A short while ago we discovered something that is no news for the rest of the world. How could we have missed that? :) After all, among other things, we shall serve You in selecting world news concerning midwifery and motherhood!
Photo from The Journal of Perinatal Education Online: Monitrice. Blanch Cohen, a physiotherapist, smiles while Doctor Lamaze is holding a newborn baby in a Paris clinic.
Well, our dear readers, have you heard about a new job among labor assistants – a monitrice?
Unfortunately, there is still no comprehensive article about monitrice in Wikipedia, however you can find the articles about this profession on different doulas’, mothers’ and midwifery websites. A mini-article on that subject has already appeared in Russian Wikipedia and on the special site of one of the experts of our project – Kateryna Perkhova, a respected organizer of international events in this field in Russia.
Dear Kateryna, we kindly thank you for your invaluable creative and spiritual contribution!

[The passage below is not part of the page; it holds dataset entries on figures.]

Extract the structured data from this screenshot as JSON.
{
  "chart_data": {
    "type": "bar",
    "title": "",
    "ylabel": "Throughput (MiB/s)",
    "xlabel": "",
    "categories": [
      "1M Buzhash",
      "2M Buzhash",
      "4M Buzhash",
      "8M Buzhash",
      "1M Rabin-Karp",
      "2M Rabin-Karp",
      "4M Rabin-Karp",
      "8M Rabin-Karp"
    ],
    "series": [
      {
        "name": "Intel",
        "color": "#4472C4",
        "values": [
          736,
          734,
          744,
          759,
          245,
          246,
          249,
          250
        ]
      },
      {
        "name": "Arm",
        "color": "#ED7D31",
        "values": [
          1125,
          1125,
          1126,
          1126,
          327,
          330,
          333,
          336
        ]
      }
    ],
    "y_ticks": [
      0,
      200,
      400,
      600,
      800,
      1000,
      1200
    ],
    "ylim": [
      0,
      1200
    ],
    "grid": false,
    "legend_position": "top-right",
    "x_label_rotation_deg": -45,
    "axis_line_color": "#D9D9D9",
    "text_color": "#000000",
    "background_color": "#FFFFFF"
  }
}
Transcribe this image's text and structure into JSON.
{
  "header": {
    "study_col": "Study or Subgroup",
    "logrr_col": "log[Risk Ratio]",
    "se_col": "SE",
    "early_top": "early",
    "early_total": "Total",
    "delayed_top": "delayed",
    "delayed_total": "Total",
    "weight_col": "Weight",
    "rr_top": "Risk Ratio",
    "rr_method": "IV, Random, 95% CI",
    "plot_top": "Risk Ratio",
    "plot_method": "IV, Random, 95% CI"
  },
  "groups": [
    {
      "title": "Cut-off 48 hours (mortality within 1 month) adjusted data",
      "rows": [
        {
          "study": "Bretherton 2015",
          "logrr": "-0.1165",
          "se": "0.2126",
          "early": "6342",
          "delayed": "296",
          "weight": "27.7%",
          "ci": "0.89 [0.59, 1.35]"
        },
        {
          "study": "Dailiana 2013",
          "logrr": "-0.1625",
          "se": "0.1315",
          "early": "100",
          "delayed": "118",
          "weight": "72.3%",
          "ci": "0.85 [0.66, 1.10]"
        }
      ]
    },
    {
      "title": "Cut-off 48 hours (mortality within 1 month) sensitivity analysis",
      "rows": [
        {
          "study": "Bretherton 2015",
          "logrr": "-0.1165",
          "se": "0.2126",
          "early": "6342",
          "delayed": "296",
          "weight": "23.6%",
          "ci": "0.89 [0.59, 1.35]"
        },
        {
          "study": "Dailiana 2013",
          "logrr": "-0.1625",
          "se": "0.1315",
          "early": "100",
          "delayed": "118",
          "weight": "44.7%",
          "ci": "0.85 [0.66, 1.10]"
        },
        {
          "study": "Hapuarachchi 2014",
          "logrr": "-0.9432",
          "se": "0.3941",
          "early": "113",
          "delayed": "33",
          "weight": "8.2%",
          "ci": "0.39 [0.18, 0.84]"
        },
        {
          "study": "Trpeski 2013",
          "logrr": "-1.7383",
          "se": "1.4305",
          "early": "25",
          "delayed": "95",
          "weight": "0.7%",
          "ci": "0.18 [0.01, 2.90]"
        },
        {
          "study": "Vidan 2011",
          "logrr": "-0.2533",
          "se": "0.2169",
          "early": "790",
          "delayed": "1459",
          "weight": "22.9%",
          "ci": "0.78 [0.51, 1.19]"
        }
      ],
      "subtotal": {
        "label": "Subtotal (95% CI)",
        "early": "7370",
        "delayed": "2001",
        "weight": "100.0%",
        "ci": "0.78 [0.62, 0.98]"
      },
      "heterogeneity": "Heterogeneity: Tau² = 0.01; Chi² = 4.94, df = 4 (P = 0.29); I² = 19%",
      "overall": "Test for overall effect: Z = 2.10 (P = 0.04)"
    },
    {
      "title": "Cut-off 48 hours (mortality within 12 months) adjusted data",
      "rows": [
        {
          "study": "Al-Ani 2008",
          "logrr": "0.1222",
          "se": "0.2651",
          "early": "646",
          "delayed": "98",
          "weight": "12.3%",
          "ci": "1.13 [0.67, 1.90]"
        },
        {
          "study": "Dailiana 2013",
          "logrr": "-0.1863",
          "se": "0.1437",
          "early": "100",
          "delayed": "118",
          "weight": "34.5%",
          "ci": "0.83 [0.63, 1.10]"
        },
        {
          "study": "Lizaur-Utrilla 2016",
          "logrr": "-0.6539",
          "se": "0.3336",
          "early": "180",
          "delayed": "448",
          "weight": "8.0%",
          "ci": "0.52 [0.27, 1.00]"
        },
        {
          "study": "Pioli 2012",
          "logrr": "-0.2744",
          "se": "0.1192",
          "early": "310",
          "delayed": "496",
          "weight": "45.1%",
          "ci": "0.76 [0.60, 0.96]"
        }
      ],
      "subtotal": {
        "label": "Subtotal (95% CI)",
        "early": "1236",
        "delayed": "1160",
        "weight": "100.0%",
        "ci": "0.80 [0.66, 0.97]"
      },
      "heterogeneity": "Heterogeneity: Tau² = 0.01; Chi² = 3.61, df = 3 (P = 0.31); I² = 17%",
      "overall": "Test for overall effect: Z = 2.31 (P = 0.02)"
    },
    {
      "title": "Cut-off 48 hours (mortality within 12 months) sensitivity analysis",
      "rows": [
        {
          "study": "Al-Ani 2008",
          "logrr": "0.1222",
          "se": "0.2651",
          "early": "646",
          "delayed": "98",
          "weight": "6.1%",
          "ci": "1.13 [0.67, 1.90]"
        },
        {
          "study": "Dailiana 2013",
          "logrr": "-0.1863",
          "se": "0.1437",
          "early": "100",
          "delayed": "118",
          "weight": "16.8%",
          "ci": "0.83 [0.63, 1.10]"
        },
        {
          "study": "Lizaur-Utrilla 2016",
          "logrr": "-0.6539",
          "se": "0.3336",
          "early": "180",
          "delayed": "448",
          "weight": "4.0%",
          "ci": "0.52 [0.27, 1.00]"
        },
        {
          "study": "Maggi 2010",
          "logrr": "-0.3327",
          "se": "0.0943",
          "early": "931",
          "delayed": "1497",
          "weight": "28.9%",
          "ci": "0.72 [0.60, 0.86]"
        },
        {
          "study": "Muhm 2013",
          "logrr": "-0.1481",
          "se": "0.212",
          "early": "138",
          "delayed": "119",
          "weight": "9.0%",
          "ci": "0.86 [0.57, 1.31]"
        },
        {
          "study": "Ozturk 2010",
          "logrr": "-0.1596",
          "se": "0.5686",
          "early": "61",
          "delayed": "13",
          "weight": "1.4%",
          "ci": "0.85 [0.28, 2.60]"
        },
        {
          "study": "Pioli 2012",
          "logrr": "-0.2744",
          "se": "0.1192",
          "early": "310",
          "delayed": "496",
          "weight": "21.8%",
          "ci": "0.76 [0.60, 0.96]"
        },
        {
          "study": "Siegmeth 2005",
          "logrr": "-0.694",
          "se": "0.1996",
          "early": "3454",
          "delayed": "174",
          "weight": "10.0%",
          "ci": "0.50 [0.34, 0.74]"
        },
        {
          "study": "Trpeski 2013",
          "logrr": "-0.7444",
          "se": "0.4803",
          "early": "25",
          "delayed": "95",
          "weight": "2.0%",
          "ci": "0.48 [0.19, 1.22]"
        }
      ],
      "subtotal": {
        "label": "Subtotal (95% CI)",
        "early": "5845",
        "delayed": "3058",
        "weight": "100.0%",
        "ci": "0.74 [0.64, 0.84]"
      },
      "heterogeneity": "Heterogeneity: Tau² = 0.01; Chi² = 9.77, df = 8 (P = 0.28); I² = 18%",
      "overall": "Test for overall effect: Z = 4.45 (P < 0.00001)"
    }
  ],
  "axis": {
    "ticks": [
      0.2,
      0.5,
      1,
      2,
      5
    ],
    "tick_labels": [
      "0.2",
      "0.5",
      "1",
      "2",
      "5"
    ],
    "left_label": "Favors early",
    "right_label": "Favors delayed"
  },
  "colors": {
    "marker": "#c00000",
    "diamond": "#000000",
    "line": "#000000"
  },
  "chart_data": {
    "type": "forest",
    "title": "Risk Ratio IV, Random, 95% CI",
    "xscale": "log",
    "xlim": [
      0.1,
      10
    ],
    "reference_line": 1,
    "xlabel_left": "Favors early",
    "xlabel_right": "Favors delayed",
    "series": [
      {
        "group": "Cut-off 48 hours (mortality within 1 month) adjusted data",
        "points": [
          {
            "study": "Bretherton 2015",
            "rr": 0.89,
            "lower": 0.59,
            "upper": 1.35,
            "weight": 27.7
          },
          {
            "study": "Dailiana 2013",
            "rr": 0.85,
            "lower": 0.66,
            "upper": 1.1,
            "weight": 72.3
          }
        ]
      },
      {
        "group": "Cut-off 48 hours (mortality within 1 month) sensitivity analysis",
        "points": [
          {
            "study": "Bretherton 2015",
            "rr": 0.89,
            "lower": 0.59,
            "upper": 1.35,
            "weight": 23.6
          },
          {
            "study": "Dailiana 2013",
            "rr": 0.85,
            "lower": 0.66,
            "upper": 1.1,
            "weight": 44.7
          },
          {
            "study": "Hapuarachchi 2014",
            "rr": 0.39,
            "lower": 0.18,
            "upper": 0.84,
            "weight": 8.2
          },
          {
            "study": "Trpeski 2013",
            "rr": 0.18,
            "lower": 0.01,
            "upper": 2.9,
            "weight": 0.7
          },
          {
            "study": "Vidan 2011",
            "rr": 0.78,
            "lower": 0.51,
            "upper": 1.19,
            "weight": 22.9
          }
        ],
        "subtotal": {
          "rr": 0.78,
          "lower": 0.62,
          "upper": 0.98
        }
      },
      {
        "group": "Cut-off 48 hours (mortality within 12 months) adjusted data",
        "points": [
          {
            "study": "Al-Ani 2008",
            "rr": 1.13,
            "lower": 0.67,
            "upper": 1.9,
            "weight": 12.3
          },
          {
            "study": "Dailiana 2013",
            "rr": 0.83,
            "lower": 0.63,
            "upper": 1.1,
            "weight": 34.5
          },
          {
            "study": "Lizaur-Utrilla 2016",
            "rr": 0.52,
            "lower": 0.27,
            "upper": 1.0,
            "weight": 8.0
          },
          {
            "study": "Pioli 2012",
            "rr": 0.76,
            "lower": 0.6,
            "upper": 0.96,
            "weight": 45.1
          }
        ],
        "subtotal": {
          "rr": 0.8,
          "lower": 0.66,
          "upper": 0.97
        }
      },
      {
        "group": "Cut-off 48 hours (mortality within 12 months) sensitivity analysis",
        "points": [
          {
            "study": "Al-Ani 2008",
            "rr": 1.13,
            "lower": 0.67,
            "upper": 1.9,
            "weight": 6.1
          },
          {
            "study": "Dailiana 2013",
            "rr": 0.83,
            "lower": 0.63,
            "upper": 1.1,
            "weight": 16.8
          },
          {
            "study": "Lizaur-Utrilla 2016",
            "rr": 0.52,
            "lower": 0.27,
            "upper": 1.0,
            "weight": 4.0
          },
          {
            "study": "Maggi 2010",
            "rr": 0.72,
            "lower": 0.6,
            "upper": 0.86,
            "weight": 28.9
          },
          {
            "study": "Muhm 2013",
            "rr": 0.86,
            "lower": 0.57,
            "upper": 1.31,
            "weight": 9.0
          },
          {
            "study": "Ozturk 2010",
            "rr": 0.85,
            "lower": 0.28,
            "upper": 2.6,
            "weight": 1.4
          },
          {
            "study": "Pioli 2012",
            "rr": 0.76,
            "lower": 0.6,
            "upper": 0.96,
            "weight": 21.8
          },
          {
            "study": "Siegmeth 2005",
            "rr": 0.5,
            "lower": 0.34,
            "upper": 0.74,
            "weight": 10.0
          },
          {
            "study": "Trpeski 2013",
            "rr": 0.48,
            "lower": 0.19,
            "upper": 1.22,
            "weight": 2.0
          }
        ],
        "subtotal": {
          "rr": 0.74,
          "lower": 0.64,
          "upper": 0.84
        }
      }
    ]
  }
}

Monitrice (from French: she that carefully monitors) or PLA (Professional Labor Assistant) provides women the same support as doula does, but she also possesses enough qualification to monitor the condition of the mother and her child in labor on an equal basis with medical specialists. A monitrice assists a midwife, sees the woman for postpartum care, assists with the initiation of breastfeeding and teaches newborn care to the parents. She is eligible to monitor the baby’s heart tones, has the necessary medical skills of first aid and neonatal resuscitation. Carefully monitoring the vitals of the mother and her baby, a monitrice advises whether a woman may stay home for a while or it is time to go to the hospital.
The history of the profession traces its roots to the USA of the fifties-sixties of the 20-th century, when Fernand Lamaze, a French obstetrician (the author of the Lamaze technique), well known among those, who is interested in natural birth, introduced this term. Famous Madame Blanch Cohen was one of the pioneers of this profession. Marjorie Karmel, a woman, who delivered her baby with Madame Blanch Cohen, even wrote a book about her. Here you can find more details about the history of monitrice profession and here you can look through the Model Monitrice Client Agreement.
“Actually, any person older than 12 years old must be able to help a laboring woman in case of an emergency and to perform CPR as well! We live in an unstable world, where apart from natural disasters a technogenic disaster can happen anytime... Shall we just stand aside and watch a person dying without trying to save the life or help a woman to deliver?” (Gail Heart, an American home midwife).
In some Moscow parental centers, there have been training programs for doulas and monitrices since 2000. We are very pleased with the possibility that the profession of a monitrice may also become popular in the former Soviet republics on the back of the flourishing of the profession of a doula, as it happened in the USA thanks to the enthusiasts of hospital births humanization.
“However, your example helps us to instill confidence in ourselves. We follow our calling without seeking any recognition in the future. If we are lucky enough, we will see the fruits of our labors. However, we may share the same destiny as Doctor Lamaze, – the significance of our contribution will not be appreciated until after our deaths, not to take anything away from his merits. Nevertheless, following your example, we will enter the next millennium acknowledging the importance of your profession afresh.” (The passage from the article Leaving a Lamaze Legacy (Sharron S Humenick, RN, PhD, LCCE, FACCE, FAAN, 1999 A Lamaze International Publication)
We personally are willing to facilitate the revival of midwifery traditions in Slavic countries, but we work for the benefit of all kinds of specialties among labor assistants and take joy in their success! May God help us!